Driven by the band leader’s violin and embellished by an array of ethnic instruments, the eleven pieces on display are adventurous enough to keep even the most geographically indifferent listener always focused on what’s going on here. So while “Gypsy Bird” starts the intercontinental trek rather plaintively before building the momentum, Jeffers’ fiddle whipping the tune into a frenzy, csárdás-way, and Tyler Mount’s guitar adding incendiary Django-esque filigree to it, the unhurried drift of “All The Way To The Moon” finds Scott waxing lyrical and accompanying himself on mesmeric mélange of oud and banjo – set against sharp riffs – and letting his soft voice disappear in the desert ether. There, among the dunes, the orchestral grandeur of “Cows Of Kilyos” fills the Eastern-flavored air, yet the relentless beat of “If You’re Not Livin'” takes the story across the Atlantic where Appalachian trance rules the hoedown den, and the dance groove which permeates “American Boy (Persian Girl)” strengthens the bond of two worlds, Old and New one – as does the heavy blues “Vessel” that paints arabesques over Delta despair.

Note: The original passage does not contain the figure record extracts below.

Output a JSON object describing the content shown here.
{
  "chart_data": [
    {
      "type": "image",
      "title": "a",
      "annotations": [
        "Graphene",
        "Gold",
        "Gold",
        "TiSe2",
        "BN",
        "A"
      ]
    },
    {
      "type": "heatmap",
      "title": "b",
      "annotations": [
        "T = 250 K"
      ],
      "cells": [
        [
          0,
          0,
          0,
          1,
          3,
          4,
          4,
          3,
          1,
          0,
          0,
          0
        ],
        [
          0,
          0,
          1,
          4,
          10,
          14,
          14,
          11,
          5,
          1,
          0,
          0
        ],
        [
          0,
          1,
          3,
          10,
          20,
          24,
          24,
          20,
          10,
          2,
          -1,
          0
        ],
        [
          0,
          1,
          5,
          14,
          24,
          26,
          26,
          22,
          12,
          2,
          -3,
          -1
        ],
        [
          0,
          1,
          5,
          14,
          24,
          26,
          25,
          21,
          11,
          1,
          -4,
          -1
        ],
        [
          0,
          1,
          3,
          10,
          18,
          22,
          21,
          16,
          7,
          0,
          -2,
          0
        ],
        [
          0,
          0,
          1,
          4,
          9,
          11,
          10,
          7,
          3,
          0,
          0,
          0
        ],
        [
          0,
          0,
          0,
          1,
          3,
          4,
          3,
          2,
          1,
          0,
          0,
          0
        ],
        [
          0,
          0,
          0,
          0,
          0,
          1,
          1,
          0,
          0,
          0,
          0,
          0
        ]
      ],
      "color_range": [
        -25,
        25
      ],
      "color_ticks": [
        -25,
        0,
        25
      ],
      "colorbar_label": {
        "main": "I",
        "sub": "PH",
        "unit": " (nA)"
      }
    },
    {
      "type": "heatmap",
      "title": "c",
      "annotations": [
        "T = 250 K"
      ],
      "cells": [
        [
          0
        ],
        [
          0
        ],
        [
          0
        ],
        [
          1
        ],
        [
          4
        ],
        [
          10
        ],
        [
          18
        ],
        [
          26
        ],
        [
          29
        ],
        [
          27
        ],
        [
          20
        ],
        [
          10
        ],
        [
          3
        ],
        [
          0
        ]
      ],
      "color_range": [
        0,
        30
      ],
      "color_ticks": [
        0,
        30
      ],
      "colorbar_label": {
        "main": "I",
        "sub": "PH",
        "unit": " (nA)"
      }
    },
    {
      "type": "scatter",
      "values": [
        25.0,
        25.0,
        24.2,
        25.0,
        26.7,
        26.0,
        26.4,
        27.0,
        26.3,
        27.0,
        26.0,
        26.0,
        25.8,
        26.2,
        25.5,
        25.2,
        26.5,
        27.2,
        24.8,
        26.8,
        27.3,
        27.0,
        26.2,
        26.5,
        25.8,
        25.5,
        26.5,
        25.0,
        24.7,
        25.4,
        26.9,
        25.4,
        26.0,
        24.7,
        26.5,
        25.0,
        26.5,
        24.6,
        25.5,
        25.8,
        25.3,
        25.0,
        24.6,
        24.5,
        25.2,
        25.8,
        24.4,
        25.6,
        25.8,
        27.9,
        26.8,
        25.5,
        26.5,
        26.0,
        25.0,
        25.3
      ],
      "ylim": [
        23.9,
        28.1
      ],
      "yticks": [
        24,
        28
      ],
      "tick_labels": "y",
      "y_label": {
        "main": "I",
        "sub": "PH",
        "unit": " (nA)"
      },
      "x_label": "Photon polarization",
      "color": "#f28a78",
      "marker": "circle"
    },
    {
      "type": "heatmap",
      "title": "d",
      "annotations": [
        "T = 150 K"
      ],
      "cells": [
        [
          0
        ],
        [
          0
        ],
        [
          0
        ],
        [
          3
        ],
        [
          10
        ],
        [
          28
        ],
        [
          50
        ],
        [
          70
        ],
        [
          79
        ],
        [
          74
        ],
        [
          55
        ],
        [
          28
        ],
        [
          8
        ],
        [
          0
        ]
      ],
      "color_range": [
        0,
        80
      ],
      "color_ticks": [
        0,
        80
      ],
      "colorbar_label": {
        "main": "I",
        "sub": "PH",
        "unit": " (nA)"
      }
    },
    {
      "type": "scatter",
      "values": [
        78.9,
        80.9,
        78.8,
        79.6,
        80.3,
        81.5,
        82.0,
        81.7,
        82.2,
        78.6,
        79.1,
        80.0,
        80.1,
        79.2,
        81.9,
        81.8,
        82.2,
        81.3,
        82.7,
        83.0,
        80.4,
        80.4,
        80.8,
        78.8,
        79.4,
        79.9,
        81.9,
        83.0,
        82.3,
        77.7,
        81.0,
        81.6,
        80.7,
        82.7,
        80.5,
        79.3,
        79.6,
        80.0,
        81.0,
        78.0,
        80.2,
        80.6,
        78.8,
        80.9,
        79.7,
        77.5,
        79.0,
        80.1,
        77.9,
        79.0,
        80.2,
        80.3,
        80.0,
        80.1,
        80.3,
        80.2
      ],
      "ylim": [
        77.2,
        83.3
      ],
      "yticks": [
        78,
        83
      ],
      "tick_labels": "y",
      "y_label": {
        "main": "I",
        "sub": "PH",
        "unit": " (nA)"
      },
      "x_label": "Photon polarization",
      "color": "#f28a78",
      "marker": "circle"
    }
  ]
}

Totally unexpected, then, is the emergence of “Show Me A Sign” whose stark, piano-propelled spirituality opens a previously concealed aspect to Scott’s oeuvre – unlike the record’s melisma-smeared title track and the twangy “Tunis Bazaar” which represent the gist of Jeffers’ creative method or “Hitch The Wagon” which forays into the Balkans to see the Roma roam free. That’s what the catchy melody of “Long Road” seems to celebrate – this journey measuring a physical distance on your soles and fathoming your soul. A paean to never standing still, “Winds” are as fantastically real as it gets.